На то время, когда меня навещали, дежурные сестры с веселым шушуканьем уводили мать к себе в процедурную. «Похищаем тетушку Зохру!» — восклицали они. Им нравилось открывать ей свои немудреные девичьи секреты, внимать ее добрым советам. Иногда в шутку они пытались отнять платок, прикрывавший ей нижнюю половину лица, и с притворно озабоченным видом передавали якобы слова главного врача, который из соображений гигиены велел подкоротить подол старомодной юбки у матери Вагабзаде.
— Могу ли я открыть лицо и выставить на обозрение свои морщины рядом с такими красотками, как вы? — добродушно отшучивалась мать.
Мать худела еще и потому, что не хотела есть больничную и вообще покупную городскую пищу.

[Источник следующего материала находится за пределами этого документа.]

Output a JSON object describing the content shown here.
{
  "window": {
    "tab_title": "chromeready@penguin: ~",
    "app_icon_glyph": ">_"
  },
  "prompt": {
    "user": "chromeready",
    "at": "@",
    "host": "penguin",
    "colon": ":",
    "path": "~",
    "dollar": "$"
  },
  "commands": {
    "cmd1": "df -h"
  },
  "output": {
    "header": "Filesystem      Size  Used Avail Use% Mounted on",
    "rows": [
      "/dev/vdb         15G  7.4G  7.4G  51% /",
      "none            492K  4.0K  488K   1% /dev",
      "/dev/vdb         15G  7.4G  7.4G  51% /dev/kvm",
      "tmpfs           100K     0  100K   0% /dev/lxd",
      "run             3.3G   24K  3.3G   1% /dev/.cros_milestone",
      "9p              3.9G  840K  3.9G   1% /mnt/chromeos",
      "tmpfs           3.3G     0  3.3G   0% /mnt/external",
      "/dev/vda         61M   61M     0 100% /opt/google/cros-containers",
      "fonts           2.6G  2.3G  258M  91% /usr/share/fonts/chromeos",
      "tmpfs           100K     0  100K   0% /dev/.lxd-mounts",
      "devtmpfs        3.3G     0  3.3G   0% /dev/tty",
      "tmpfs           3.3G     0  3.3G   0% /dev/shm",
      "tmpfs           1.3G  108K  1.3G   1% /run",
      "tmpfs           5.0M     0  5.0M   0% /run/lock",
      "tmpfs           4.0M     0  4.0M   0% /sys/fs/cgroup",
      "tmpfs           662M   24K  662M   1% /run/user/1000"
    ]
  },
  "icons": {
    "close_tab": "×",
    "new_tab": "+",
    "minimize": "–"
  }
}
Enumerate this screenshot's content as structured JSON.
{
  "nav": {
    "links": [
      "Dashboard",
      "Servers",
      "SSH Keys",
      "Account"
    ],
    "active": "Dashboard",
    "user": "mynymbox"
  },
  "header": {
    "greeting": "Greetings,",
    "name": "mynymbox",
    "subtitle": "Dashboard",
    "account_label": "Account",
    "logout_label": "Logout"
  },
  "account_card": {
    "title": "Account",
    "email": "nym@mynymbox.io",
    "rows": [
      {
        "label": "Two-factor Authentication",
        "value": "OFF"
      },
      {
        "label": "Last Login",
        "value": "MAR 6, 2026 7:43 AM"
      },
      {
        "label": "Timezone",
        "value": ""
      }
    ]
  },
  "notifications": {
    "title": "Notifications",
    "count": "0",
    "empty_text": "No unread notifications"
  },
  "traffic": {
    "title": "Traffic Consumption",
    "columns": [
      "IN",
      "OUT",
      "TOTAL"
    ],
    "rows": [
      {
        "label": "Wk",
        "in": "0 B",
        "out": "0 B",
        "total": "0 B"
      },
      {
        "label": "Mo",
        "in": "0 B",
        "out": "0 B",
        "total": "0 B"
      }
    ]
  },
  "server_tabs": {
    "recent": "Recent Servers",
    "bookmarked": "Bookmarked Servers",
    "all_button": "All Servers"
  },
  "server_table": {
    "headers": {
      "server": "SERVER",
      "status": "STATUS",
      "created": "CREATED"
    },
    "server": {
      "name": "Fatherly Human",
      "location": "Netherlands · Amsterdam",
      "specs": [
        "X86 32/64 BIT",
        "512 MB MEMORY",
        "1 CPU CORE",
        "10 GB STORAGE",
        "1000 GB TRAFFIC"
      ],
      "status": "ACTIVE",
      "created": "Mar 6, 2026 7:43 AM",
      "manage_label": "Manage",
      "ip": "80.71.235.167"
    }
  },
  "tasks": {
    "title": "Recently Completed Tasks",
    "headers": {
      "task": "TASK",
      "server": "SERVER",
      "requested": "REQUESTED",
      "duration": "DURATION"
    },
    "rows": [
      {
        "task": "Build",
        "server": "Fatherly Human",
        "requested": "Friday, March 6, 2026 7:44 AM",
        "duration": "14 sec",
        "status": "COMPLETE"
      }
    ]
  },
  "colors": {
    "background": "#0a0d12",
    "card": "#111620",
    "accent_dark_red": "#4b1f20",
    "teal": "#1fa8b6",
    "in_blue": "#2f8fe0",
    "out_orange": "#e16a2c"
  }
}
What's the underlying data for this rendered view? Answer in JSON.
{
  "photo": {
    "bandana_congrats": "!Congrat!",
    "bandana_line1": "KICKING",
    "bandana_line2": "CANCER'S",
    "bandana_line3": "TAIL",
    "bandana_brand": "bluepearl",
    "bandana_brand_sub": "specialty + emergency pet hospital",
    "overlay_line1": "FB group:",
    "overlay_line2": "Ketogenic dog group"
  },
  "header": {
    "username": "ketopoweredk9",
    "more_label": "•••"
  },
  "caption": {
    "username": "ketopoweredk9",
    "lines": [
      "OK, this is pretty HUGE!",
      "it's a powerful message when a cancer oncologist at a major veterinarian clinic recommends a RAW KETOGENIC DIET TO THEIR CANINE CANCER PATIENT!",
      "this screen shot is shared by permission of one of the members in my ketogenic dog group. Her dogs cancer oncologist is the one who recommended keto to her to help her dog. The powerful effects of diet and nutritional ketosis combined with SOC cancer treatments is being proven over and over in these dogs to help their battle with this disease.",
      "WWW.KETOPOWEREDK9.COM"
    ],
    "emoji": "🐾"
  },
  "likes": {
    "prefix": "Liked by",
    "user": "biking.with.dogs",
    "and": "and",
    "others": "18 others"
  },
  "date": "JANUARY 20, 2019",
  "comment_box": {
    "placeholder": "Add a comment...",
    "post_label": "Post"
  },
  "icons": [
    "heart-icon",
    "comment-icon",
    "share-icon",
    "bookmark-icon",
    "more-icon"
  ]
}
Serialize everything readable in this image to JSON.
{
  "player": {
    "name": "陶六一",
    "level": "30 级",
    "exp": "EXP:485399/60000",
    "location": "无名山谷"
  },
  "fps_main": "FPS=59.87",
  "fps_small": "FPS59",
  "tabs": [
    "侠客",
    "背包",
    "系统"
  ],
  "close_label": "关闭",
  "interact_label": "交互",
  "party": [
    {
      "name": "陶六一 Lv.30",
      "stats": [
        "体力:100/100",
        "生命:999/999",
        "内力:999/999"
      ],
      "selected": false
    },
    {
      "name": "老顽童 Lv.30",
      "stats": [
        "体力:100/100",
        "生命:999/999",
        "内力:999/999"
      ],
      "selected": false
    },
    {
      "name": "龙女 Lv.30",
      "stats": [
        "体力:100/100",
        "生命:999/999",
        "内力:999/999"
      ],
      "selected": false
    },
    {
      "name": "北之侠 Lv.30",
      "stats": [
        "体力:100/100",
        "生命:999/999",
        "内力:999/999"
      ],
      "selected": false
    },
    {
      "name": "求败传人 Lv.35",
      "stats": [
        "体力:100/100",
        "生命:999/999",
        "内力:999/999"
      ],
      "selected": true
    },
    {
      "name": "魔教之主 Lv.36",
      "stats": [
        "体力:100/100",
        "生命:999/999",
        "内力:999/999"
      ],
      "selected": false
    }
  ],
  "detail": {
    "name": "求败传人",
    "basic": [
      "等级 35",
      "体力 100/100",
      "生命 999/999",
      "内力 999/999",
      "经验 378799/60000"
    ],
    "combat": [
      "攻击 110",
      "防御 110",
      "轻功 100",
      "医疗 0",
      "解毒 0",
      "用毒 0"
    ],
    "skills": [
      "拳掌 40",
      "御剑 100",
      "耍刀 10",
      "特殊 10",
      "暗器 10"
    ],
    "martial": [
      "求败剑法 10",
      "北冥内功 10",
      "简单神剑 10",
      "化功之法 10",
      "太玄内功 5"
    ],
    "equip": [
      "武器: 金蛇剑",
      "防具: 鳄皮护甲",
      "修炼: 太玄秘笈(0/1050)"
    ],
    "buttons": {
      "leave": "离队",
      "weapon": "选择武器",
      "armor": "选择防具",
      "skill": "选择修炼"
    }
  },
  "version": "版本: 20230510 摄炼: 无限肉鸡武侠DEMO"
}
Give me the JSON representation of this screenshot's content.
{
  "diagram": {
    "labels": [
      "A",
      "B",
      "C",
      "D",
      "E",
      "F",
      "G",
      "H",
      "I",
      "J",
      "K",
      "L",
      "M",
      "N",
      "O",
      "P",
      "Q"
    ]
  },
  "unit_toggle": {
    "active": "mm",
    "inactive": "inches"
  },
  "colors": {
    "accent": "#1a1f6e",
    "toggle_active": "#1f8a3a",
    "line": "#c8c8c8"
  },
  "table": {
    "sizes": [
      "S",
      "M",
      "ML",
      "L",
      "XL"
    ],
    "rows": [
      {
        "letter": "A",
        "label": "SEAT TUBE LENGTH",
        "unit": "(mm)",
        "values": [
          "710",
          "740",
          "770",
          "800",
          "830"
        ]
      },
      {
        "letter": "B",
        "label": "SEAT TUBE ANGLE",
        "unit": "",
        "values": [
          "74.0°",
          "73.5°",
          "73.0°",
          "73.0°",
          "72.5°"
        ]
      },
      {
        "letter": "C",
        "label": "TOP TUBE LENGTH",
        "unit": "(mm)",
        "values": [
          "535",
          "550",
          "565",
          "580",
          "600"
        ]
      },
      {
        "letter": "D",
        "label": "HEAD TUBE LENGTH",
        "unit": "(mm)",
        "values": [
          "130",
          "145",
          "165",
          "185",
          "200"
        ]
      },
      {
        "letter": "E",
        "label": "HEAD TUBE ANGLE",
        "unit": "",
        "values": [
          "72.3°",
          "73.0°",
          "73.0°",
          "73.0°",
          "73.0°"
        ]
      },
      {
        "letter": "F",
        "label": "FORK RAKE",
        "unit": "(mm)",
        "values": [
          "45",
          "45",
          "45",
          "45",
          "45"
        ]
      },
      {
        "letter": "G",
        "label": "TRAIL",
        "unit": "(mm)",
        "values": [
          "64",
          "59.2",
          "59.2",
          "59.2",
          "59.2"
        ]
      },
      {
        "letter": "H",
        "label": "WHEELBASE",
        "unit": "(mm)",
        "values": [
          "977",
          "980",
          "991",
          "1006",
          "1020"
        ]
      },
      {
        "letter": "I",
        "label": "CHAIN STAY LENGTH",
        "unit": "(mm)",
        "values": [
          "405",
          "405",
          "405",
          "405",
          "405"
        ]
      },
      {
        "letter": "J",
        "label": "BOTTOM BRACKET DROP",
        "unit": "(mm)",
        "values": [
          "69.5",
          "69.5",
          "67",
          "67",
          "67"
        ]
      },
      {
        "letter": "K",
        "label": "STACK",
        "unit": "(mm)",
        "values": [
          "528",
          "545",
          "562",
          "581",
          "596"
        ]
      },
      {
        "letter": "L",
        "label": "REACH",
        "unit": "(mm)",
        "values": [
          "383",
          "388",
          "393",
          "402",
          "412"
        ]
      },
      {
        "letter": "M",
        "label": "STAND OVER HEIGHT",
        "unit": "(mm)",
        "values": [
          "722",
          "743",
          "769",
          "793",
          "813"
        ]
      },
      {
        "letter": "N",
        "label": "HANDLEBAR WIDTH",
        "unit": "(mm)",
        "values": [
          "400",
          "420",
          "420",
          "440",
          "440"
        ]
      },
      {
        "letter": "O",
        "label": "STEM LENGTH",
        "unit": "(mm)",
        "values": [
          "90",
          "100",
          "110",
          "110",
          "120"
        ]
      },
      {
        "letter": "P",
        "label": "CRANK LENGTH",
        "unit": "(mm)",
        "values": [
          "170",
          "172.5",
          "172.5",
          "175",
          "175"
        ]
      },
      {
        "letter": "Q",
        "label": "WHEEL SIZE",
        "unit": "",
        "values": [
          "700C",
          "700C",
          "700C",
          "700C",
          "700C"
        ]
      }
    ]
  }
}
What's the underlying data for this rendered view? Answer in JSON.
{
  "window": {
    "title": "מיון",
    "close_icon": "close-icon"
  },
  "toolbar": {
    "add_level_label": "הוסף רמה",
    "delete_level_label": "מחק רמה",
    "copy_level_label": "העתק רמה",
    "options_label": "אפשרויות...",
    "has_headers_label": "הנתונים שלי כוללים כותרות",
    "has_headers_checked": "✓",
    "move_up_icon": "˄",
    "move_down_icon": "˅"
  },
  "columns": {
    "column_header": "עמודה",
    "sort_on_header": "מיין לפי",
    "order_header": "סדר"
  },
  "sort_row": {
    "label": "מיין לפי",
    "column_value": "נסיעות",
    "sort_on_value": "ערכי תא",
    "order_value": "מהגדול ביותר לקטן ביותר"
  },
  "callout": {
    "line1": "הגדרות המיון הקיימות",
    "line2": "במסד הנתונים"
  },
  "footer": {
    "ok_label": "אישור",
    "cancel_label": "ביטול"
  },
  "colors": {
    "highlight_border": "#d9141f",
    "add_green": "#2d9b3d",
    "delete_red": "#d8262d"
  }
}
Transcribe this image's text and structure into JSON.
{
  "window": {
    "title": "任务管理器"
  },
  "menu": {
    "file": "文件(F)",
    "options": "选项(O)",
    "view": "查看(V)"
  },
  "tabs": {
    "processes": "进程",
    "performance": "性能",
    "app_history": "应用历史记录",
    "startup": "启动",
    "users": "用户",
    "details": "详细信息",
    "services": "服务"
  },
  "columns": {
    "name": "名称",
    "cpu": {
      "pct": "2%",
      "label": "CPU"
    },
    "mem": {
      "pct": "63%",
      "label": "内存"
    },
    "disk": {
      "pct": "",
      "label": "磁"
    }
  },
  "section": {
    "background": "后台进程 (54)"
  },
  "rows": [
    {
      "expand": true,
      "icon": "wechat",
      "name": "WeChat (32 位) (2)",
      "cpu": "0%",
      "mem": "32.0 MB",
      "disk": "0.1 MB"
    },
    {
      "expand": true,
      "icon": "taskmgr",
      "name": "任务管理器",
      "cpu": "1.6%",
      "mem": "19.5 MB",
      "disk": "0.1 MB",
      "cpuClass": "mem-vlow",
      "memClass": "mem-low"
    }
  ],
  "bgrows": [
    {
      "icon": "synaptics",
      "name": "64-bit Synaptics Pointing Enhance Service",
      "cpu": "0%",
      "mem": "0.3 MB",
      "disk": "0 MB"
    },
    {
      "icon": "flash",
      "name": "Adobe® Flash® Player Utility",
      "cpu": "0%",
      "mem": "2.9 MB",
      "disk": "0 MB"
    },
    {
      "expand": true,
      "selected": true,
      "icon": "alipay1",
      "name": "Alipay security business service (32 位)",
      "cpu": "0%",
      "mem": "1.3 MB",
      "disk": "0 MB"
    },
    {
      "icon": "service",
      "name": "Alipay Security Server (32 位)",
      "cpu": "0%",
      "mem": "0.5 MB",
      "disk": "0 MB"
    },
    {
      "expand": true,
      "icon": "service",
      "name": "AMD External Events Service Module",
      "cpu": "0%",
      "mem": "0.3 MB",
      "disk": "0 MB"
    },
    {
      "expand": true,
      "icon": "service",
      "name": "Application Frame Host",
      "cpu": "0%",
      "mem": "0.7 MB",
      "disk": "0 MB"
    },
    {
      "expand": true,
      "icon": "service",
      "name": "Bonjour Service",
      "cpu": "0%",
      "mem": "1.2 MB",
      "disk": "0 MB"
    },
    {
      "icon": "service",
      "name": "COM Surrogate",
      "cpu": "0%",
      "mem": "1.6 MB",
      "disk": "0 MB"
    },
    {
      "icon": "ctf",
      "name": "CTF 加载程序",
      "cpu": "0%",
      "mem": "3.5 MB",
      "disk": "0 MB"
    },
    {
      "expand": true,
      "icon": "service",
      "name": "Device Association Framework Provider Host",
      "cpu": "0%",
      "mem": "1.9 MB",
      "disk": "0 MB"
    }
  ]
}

Она привозила с собою домашний острый сыр, а чтобы запах не расползался по всему этажу, куски его приходилось запихивать в стеклянные банки с крышками. Мать стеснялась лишний раз прикоснуться к своей пахучей снеди.
Вскоре мать стала любимицей всей больницы. Из соседнего отделения приходили хворые женщины и уводили ее к себе.
— Пусть Зохра погостит немного у нас, дорогой, — просительно говорили они мне.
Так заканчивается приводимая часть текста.